Bürgermeisterwahl in Vechta

Man stelle sich das einmal vor:

Wir leben in der Mustergemeinde Clausdal. Klein und beschaulich liegt sie hinter den sieben Bergen und beherbergt zehn wahlberechtigte Bürger. Und einer von ihnen, der braungebrannte und weltmännisch wirkende Helge, ist Bürgermeisterkandidat. Nur er, denn sein Freund wollte nicht mehr und hat deshalb schmollend seine Kandidatur zurückgezogen, um seinem Spezi Helge keine Stimmen wegzunehmen. Klingt komisch, ist aber so.

Der Tag der Wahl ist gekommen und im Wahllokal (Clausdal hat nur eins, was ja auch reicht) liegen die Stimmzettel aus:

Fall 1:

Alle Wahlberechtigten gehen zur Wahl. Helge wählt sich selbst (im Andenken an Adenauer), sein Nachbar wählt ihn auch. Drei Bürger streichen den Namen Helge durch und wollen lieber Donald Duck, die anderen fünf kreuzen nichts an.

Bei der Auszählung kommt es zu folgenden Werten:  Wahlbeteiligung 100%, ungültige Stimmen 30%, für Helge 20%, Enthaltungen 50%.

HELGE IST BÜRGERMEISTER!

Fall 2:

Alle gehen zur Wahl, aber außer Helge drücken sie ihren Unmut aus, indem sie nichts ankreuzen.
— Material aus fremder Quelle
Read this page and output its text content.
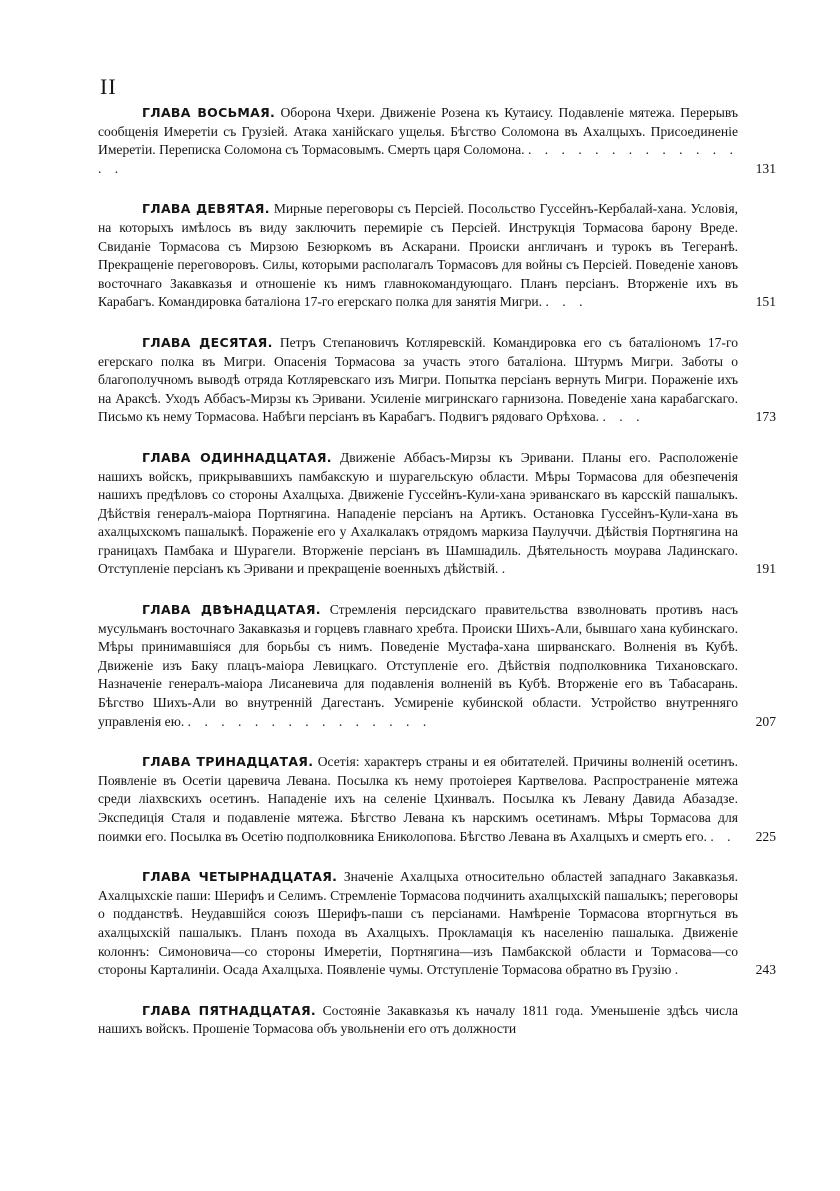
II

ГЛАВА ВОСЬМАЯ. Оборона Чхери. Движеніе Розена къ Кутаису. Подавленіе мятежа. Перерывъ сообщенія Имеретіи съ Грузіей. Атака ханійскаго ущелья. Бѣгство Соломона въ Ахалцыхъ. Присоединеніе Имеретіи. Переписка Соломона съ Тормасовымъ. Смерть царя Соломона. . . . . . . . . . . . . . . .	131

ГЛАВА ДЕВЯТАЯ. Мирные переговоры съ Персіей. Посольство Гуссейнъ-Кербалай-хана. Условія, на которыхъ имѣлось въ виду заключить перемиріе съ Персіей. Инструкція Тормасова барону Вреде. Свиданіе Тормасова съ Мирзою Безюркомъ въ Аскарани. Происки англичанъ и турокъ въ Тегеранѣ. Прекращеніе переговоровъ. Силы, которыми располагалъ Тормасовъ для войны съ Персіей. Поведеніе хановъ восточнаго Закавказья и отношеніе къ нимъ главнокомандующаго. Планъ персіанъ. Вторженіе ихъ въ Карабагъ. Командировка баталіона 17-го егерскаго полка для занятія Мигри. . . .	151

ГЛАВА ДЕСЯТАЯ. Петръ Степановичъ Котляревскій. Командировка его съ баталіономъ 17-го егерскаго полка въ Мигри. Опасенія Тормасова за участь этого баталіона. Штурмъ Мигри. Заботы о благополучномъ выводѣ отряда Котляревскаго изъ Мигри. Попытка персіанъ вернуть Мигри. Пораженіе ихъ на Араксѣ. Уходъ Аббасъ-Мирзы къ Эривани. Усиленіе мигринскаго гарнизона. Поведеніе хана карабагскаго. Письмо къ нему Тормасова. Набѣги персіанъ въ Карабагъ. Подвигъ рядоваго Орѣхова. . . .	173

ГЛАВА ОДИННАДЦАТАЯ. Движеніе Аббасъ-Мирзы къ Эривани. Планы его. Расположеніе нашихъ войскъ, прикрывавшихъ памбакскую и шурагельскую области. Мѣры Тормасова для обезпеченія нашихъ предѣловъ со стороны Ахалцыха. Движеніе Гуссейнъ-Кули-хана эриванскаго въ карсскій пашалыкъ. Дѣйствія генералъ-маіора Портнягина. Нападеніе персіанъ на Артикъ. Остановка Гуссейнъ-Кули-хана въ ахалцыхскомъ пашалыкѣ. Пораженіе его у Ахалкалакъ отрядомъ маркиза Паулуччи. Дѣйствія Портнягина на границахъ Памбака и Шурагели. Вторженіе персіанъ въ Шамшадиль. Дѣятельность моурава Ладинскаго. Отступленіе персіанъ къ Эривани и прекращеніе военныхъ дѣйствій. .	191

ГЛАВА ДВѢНАДЦАТАЯ. Стремленія персидскаго правительства взволновать противъ насъ мусульманъ восточнаго Закавказья и горцевъ главнаго хребта. Происки Шихъ-Али, бывшаго хана кубинскаго. Мѣры принимавшіяся для борьбы съ нимъ. Поведеніе Мустафа-хана ширванскаго. Волненія въ Кубѣ. Движеніе изъ Баку плацъ-маіора Левицкаго. Отступленіе его. Дѣйствія подполковника Тихановскаго. Назначеніе генералъ-маіора Лисаневича для подавленія волненій въ Кубѣ. Вторженіе его въ Табасарань. Бѣгство Шихъ-Али во внутренній Дагестанъ. Усмиреніе кубинской области. Устройство внутренняго управленія ею. . . . . . . . . . . . . . . .	207

ГЛАВА ТРИНАДЦАТАЯ. Осетія: характеръ страны и ея обитателей. Причины волненій осетинъ. Появленіе въ Осетіи царевича Левана. Посылка къ нему протоіерея Картвелова. Распространеніе мятежа среди ліахвскихъ осетинъ. Нападеніе ихъ на селеніе Цхинвалъ. Посылка къ Левану Давида Абазадзе. Экспедиція Сталя и подавленіе мятежа. Бѣгство Левана къ нарскимъ осетинамъ. Мѣры Тормасова для поимки его. Посылка въ Осетію подполковника Ениколопова. Бѣгство Левана въ Ахалцыхъ и смерть его. . .	225

ГЛАВА ЧЕТЫРНАДЦАТАЯ. Значеніе Ахалцыха относительно областей западнаго Закавказья. Ахалцыхскіе паши: Шерифъ и Селимъ. Стремленіе Тормасова подчинить ахалцыхскій пашалыкъ; переговоры о подданствѣ. Неудавшійся союзъ Шерифъ-паши съ персіанами. Намѣреніе Тормасова вторгнуться въ ахалцыхскій пашалыкъ. Планъ похода въ Ахалцыхъ. Прокламація къ населенію пашалыка. Движеніе колоннъ: Симоновича—со стороны Имеретіи, Портнягина—изъ Памбакской области и Тормасова—со стороны Карталиніи. Осада Ахалцыха. Появленіе чумы. Отступленіе Тормасова обратно въ Грузію .	243

ГЛАВА ПЯТНАДЦАТАЯ. Состояніе Закавказья къ началу 1811 года. Уменьшеніе здѣсь числа нашихъ войскъ. Прошеніе Тормасова объ увольненіи его отъ должности
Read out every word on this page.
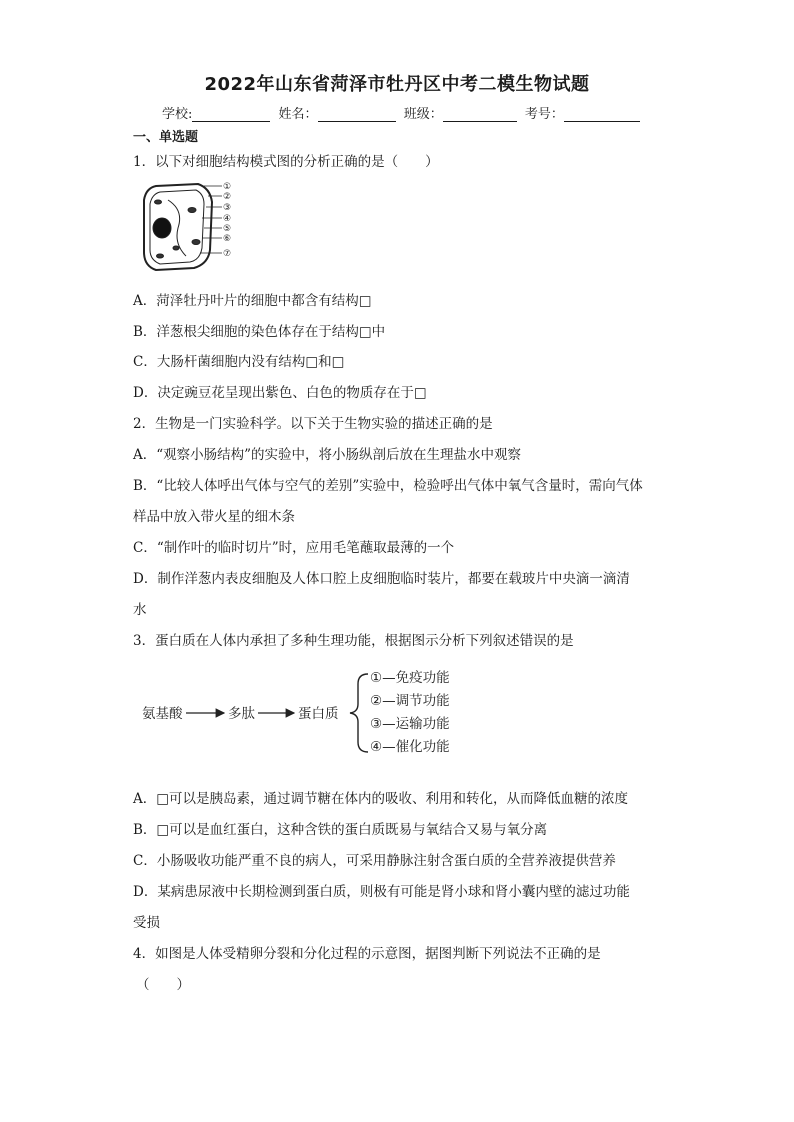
2022年山东省菏泽市牡丹区中考二模生物试题
学校:	姓名：	班级：	考号：
一、单选题
1．以下对细胞结构模式图的分析正确的是（　　）
①
②
③
④
⑤
⑥
⑦
A．菏泽牡丹叶片的细胞中都含有结构□
B．洋葱根尖细胞的染色体存在于结构□中
C．大肠杆菌细胞内没有结构□和□
D．决定豌豆花呈现出紫色、白色的物质存在于□
2．生物是一门实验科学。以下关于生物实验的描述正确的是
A．“观察小肠结构”的实验中，将小肠纵剖后放在生理盐水中观察
B．“比较人体呼出气体与空气的差别”实验中，检验呼出气体中氧气含量时，需向气体
样品中放入带火星的细木条
C．“制作叶的临时切片”时，应用毛笔蘸取最薄的一个
D．制作洋葱内表皮细胞及人体口腔上皮细胞临时装片，都要在载玻片中央滴一滴清
水
3．蛋白质在人体内承担了多种生理功能，根据图示分析下列叙述错误的是
氨基酸	多肽	蛋白质
①—免疫功能
②—调节功能
③—运输功能
④—催化功能
A．□可以是胰岛素，通过调节糖在体内的吸收、利用和转化，从而降低血糖的浓度
B．□可以是血红蛋白，这种含铁的蛋白质既易与氧结合又易与氧分离
C．小肠吸收功能严重不良的病人，可采用静脉注射含蛋白质的全营养液提供营养
D．某病患尿液中长期检测到蛋白质，则极有可能是肾小球和肾小囊内壁的滤过功能
受损
4．如图是人体受精卵分裂和分化过程的示意图，据图判断下列说法不正确的是
（　　）
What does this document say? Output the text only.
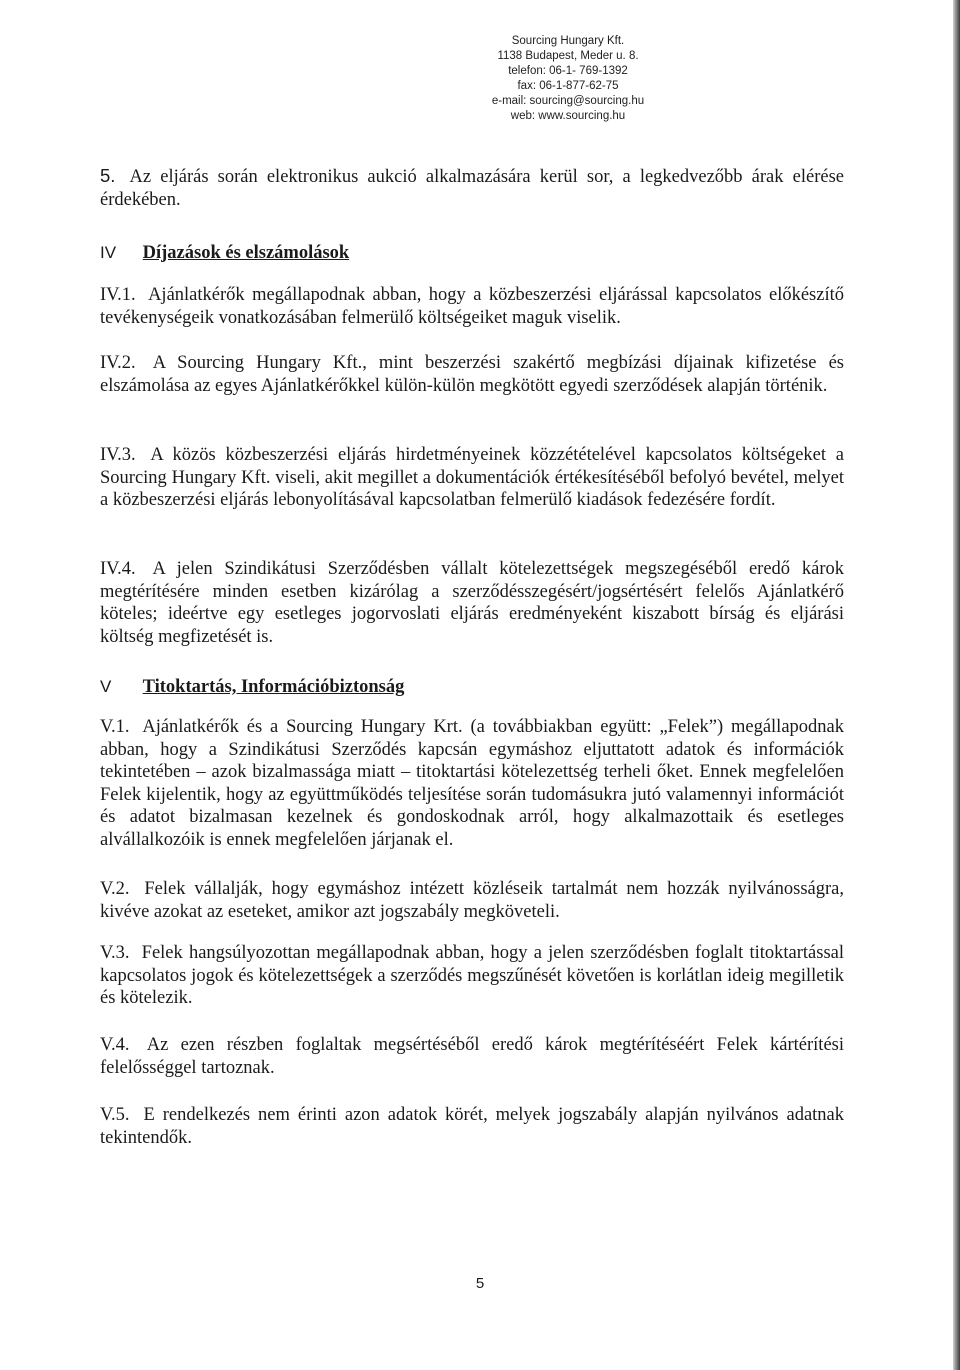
Sourcing Hungary Kft.
1138 Budapest, Meder u. 8.
telefon: 06-1- 769-1392
fax: 06-1-877-62-75
e-mail: sourcing@sourcing.hu
web: www.sourcing.hu
5. Az eljárás során elektronikus aukció alkalmazására kerül sor, a legkedvezőbb árak elérése érdekében.
IV Díjazások és elszámolások
IV.1. Ajánlatkérők megállapodnak abban, hogy a közbeszerzési eljárással kapcsolatos előkészítő tevékenységeik vonatkozásában felmerülő költségeiket maguk viselik.
IV.2. A Sourcing Hungary Kft., mint beszerzési szakértő megbízási díjainak kifizetése és elszámolása az egyes Ajánlatkérőkkel külön-külön megkötött egyedi szerződések alapján történik.
IV.3. A közös közbeszerzési eljárás hirdetményeinek közzétételével kapcsolatos költségeket a Sourcing Hungary Kft. viseli, akit megillet a dokumentációk értékesítéséből befolyó bevétel, melyet a közbeszerzési eljárás lebonyolításával kapcsolatban felmerülő kiadások fedezésére fordít.
IV.4. A jelen Szindikátusi Szerződésben vállalt kötelezettségek megszegéséből eredő károk megtérítésére minden esetben kizárólag a szerződésszegésért/jogsértésért felelős Ajánlatkérő köteles; ideértve egy esetleges jogorvoslati eljárás eredményeként kiszabott bírság és eljárási költség megfizetését is.
V Titoktartás, Információbiztonság
V.1. Ajánlatkérők és a Sourcing Hungary Krt. (a továbbiakban együtt: „Felek”) megállapodnak abban, hogy a Szindikátusi Szerződés kapcsán egymáshoz eljuttatott adatok és információk tekintetében – azok bizalmassága miatt – titoktartási kötelezettség terheli őket. Ennek megfelelően Felek kijelentik, hogy az együttműködés teljesítése során tudomásukra jutó valamennyi információt és adatot bizalmasan kezelnek és gondoskodnak arról, hogy alkalmazottaik és esetleges alvállalkozóik is ennek megfelelően járjanak el.
V.2. Felek vállalják, hogy egymáshoz intézett közléseik tartalmát nem hozzák nyilvánosságra, kivéve azokat az eseteket, amikor azt jogszabály megköveteli.
V.3. Felek hangsúlyozottan megállapodnak abban, hogy a jelen szerződésben foglalt titoktartással kapcsolatos jogok és kötelezettségek a szerződés megszűnését követően is korlátlan ideig megilletik és kötelezik.
V.4. Az ezen részben foglaltak megsértéséből eredő károk megtérítéséért Felek kártérítési felelősséggel tartoznak.
V.5. E rendelkezés nem érinti azon adatok körét, melyek jogszabály alapján nyilvános adatnak tekintendők.
5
Bei der Auszählung ergeben sich folgende Werte: Wahlbeteiligung 100%, ungültige Stimmen- keine, für Helge 10%, Enthaltungen 90%.

HELGE IST BÜRGERMEISTER!

Fall 3:

Das ist wohl der absurdeste. Die Bürger von Clausdal fanden das Gerangel im Vorfeld der Wahl so abstrus, dass sie beschlossen, nicht daran teilzunehmen. Bis auf Helge blieben alle zu Hause. Der wählte sich natürlich wieder selbst.

Die Auszählung ergab dann: Wahlbeteiligung 10%, ungültige Stimmen – keine, für Helge 100%, Enthaltungen – keine

HELGE IST MIT GROSSEM RÜCKHALT AUS DER GEMEINDE BÜRGERMEISTER! ABER NUR, WEIL ER DER EINIZIGE IST, DER SICH GUT FINDET!!!!

Die Liste der Fallbeispiele ließe sich endlos fortsetzen.

Deutlich aber wird dadurch eins: Wenn es nicht gelingt, einen Kandidaten ins Rennen zu schicken, der eine Alternative zum Kandidaten der CDU darstellt, dann hat das, was sich im September bei der Bürgermeisterwahl abspielen wird, mit Demokratie und einer echten Wahl nicht mehr viel zu tun. Denn bei der Wahl zum Kandidaten für das Bürgermeisteramt haben gerade einmal 301 Personen für ihn gestimmt. Nun reicht im September unter Umständen seine eigene Stimme, um die letzte Hürde vor dem Amtssessel des Bürgermeisters im Rathaus zu überwinden. Und dann sitzt er da — warm und trocken und vor allem: lange!

Oder es kommt Fall 4:

Alle gehen zu Wahl, Helge wählt sich selbst, sein Freund wählt ihn auch und ebenso der Nachbar. Aber alle anderen Bewohner von Clausdal kreuzen NEIN an. Tja, liebe Bürgerinnen und Bürger … und nun?